Determine the area of the trapezium KВСM.
Skvsm = (ВС + КМ) * СО / 2.
Let us determine the area of the trapezoid AKMD.
Sacmd = (KM + AD) * HO / 2.
By condition, these areas are equal.
(BC + KM) * CO / 2 = (KM + AD) * HO / 2.
(BC + KM) / (KM + AD) = HO / CO. (1).
Let’s draw a straight line through point M, parallel to AB. Point E is the intersection of this straight line with BC, and point K with AD.

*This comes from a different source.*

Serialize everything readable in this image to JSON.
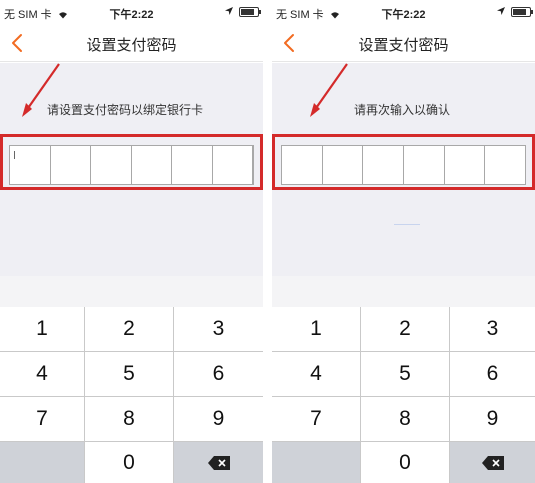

Triangles CKM and DKM are similar in two angles.
Length CE = (KM – BC), length DK = (AD – KM).
Then DK / CE = HO / CO, since HO and CO are the heights of these triangles.
Then HO / CO = (AD – KM) / (KM – BC).
Substitute in equation 1.
(BC + KM) / (KM + AD) = (AD – KM) / (KM – BC).
(7 * √2 + KM) / (KM + 24 * √2) = (24 * √2 – KM) / (KM – 7 * √2).
(KM + 24 * √2) * (24 * √2 – KM) = (7 * √2 + KM) * (KM – 7 * √2).
(24 * √2) ^ 2 – KM ^ 2 = KM ^ 2 – (7 * √2) 2.
2 * KM ^ 2 = 1152 + 98 = 1250.
KM = √ (1250/2) = √625 = 25 cm.
Answer: The length of the segment is 25 cm.